The meetings between Erdoğan and Egyptian President Mohamed Morsi are likely to produce over a dozen agreements and a joint vision for expanded cooperation in the region, especially Africa. Some 200 business leaders will accompany Erdoğan and have a chance to meet their counterparts and government agencies.
“Bilaterally, Egypt is turning to Turkey as a source of investment and trade,” Egyptian Ambassador to Turkey Abderahman Salaheldin said Nov. 13, recalling the success of RoRo ships between Turkey and Egypt, a transportation alternative formed to bypass Syria. “We are looking at how to develop this to include third-party countries in the Mediterranean and Black Sea,” he said.
“It offers new routes reaching from Central Africa to the Caucasus. RoRo lines and truck numbers nearly doubled in recent months,” the envoy said, adding that the two countries were planning to establish a Turkey-Egypt Joint Truck Company.
“Our trade volume was around 3.2 billion dollars last year, but in just the first half of this year, it reached 3 billion.
We expect a doubling of our trade volume by the end of this year,” he said. “This relationship is not only important to us, but also to Turkey as well. Every day we are finding out how close our values and
interests are. These are not only in the bilateral sense, but also have a regional dimension,” Salaheldin said.
Adopting Turkish model
The replacement of Hosni Mubarak’s reign with Morsi’s Muslim Brotherhood-backed Freedom and Justice Party (FJP) has refreshed bilateral relations between what Foreign Minister Ahmet Davutoğlu called the “regional axis.” The two countries are working closely on a number of issues, with the Syrian crisis at the top of the list.
The relationship is important for both countries, but Egypt can particularly gain from Turkish experience in establishing its economy as a growing and competitive one. “Egypt has a lot to benefit from Turkish experience in adopting European standards. The huge economic development, growth and competitiveness of the Turkish economy became possible through the adoption of these standards.

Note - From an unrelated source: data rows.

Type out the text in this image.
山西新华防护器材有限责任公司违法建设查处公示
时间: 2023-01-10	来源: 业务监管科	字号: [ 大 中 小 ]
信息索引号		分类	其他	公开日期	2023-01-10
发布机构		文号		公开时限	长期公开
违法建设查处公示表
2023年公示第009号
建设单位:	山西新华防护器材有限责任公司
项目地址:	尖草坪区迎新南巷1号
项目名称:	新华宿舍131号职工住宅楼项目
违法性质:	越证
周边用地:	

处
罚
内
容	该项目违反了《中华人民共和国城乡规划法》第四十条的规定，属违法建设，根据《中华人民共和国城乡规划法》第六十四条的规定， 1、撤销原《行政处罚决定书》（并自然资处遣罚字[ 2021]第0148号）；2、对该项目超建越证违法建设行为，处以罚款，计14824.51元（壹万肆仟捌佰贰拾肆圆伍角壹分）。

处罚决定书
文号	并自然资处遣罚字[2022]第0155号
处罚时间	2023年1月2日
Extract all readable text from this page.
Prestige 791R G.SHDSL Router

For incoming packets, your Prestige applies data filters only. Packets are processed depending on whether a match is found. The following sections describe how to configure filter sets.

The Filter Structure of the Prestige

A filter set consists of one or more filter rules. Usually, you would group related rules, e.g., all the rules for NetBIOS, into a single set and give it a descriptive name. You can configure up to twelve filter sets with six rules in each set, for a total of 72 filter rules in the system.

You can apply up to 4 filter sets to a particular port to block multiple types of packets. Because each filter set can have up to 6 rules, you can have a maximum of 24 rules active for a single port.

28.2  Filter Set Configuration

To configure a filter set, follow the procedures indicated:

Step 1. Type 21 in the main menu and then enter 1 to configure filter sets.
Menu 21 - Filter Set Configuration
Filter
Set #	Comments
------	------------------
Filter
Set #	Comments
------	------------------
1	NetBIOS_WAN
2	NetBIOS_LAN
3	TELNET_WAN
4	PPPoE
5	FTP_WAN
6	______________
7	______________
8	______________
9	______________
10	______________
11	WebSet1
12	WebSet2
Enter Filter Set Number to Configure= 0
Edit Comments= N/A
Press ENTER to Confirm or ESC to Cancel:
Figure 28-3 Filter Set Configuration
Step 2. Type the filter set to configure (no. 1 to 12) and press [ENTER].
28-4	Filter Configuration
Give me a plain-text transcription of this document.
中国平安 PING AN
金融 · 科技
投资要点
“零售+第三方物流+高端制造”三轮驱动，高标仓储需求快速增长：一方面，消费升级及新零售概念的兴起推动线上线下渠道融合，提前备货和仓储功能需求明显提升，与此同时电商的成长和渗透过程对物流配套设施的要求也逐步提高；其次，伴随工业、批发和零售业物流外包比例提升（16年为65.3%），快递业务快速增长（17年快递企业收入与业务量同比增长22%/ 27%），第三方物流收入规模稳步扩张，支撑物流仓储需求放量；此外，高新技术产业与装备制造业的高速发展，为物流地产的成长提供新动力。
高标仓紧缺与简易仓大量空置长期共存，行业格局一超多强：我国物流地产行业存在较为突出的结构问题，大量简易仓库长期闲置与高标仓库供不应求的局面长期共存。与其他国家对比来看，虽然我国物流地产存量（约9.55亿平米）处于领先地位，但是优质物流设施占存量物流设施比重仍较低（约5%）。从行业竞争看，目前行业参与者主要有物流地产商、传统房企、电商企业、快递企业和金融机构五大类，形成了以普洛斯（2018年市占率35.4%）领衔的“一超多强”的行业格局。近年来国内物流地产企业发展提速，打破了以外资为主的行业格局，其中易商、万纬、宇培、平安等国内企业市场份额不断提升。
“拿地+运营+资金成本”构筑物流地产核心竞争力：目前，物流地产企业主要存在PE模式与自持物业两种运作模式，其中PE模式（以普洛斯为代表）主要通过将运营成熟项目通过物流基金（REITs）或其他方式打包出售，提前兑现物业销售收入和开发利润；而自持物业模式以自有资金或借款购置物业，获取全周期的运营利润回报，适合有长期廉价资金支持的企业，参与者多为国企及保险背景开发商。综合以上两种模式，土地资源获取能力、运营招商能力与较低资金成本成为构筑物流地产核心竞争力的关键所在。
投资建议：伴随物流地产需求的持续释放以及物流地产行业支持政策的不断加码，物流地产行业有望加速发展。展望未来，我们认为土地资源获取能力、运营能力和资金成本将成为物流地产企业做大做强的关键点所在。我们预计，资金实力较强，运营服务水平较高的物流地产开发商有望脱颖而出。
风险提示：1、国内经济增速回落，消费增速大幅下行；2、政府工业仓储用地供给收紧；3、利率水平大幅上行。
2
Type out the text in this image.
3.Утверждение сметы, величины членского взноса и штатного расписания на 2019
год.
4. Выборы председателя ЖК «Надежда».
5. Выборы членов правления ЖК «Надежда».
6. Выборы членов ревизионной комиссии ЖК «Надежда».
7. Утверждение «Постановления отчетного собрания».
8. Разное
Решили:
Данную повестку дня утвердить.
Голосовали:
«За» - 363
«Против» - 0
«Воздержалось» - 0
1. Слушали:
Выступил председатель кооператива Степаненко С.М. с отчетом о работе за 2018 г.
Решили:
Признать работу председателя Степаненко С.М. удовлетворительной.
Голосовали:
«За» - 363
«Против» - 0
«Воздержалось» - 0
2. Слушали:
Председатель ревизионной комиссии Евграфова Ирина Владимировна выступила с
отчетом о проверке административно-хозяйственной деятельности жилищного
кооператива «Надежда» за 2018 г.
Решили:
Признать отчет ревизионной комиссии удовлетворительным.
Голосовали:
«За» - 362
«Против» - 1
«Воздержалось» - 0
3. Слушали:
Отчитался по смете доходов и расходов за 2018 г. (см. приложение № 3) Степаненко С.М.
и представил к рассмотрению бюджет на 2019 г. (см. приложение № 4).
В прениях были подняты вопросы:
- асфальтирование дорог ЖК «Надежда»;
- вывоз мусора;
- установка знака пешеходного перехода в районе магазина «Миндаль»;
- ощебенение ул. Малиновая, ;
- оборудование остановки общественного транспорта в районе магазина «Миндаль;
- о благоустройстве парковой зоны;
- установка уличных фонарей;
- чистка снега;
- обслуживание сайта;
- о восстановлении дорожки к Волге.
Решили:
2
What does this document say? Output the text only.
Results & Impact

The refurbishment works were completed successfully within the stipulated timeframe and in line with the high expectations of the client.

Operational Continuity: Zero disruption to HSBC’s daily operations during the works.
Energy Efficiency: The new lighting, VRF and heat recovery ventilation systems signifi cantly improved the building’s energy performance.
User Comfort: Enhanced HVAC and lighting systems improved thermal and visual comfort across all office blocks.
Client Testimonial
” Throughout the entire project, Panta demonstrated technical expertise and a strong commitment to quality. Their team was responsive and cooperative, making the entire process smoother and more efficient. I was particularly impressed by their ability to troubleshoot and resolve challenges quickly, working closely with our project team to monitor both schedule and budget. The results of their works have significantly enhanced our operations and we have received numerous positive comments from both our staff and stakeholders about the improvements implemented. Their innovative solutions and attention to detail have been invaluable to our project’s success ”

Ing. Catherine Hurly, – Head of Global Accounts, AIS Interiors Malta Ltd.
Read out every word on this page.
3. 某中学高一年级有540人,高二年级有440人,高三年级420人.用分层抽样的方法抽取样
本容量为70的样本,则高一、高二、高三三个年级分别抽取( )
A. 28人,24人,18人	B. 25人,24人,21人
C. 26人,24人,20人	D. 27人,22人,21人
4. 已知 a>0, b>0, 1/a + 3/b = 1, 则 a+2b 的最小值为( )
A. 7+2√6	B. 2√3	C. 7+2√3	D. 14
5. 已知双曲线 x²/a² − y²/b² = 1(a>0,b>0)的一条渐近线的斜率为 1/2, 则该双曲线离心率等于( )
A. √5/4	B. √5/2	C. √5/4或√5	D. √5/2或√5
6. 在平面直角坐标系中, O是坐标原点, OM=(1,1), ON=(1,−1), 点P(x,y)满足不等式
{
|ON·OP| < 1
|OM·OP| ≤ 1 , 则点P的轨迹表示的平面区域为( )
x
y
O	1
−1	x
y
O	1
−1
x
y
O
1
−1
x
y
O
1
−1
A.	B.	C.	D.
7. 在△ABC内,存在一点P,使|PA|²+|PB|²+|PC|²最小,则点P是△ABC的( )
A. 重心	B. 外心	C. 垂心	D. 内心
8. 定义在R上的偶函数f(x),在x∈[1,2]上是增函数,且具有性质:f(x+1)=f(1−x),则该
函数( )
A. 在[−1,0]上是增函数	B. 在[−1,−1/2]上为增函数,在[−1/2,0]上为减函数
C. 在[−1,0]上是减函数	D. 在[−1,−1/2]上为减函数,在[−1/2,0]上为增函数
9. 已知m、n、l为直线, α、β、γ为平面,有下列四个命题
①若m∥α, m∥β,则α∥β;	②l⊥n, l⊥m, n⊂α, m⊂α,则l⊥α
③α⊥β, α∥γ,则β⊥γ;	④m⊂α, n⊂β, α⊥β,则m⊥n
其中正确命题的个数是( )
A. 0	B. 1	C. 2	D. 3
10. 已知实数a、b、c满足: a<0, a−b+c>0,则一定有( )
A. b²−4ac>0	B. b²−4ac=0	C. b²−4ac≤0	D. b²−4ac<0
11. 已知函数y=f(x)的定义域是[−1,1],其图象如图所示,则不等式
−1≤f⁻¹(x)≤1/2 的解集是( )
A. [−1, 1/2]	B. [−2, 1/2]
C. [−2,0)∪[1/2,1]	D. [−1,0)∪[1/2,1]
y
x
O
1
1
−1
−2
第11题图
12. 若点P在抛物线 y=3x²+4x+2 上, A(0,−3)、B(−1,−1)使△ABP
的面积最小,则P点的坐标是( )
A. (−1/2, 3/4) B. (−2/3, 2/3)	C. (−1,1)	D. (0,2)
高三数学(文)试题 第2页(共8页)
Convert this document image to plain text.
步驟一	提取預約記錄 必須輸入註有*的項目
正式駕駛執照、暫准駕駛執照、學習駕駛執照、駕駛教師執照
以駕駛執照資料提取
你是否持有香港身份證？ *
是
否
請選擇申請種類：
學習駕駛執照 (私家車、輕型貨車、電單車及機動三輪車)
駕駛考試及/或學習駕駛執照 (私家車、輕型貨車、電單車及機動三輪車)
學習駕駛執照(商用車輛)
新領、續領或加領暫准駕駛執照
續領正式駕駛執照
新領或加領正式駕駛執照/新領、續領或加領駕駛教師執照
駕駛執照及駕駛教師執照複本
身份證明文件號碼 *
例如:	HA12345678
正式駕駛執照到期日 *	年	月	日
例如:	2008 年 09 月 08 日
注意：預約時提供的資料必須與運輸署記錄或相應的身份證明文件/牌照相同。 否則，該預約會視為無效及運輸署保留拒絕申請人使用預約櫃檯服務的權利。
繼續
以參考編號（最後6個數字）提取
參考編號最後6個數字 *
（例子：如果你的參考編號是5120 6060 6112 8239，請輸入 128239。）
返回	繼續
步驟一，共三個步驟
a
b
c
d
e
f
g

We can follow the same process,” the ambassador said. Democratic norms, in addition to economic reforms, are also on Egypt’s agenda, Salaheldin said. “We have made progress in this field but we still have a long way to go.”
“[Turkey’s Justice and Development Party’s] AKP has experience in adopting a social agenda that is a good model for all countries in the region. Its handling of health, education and social issues have been very successful.”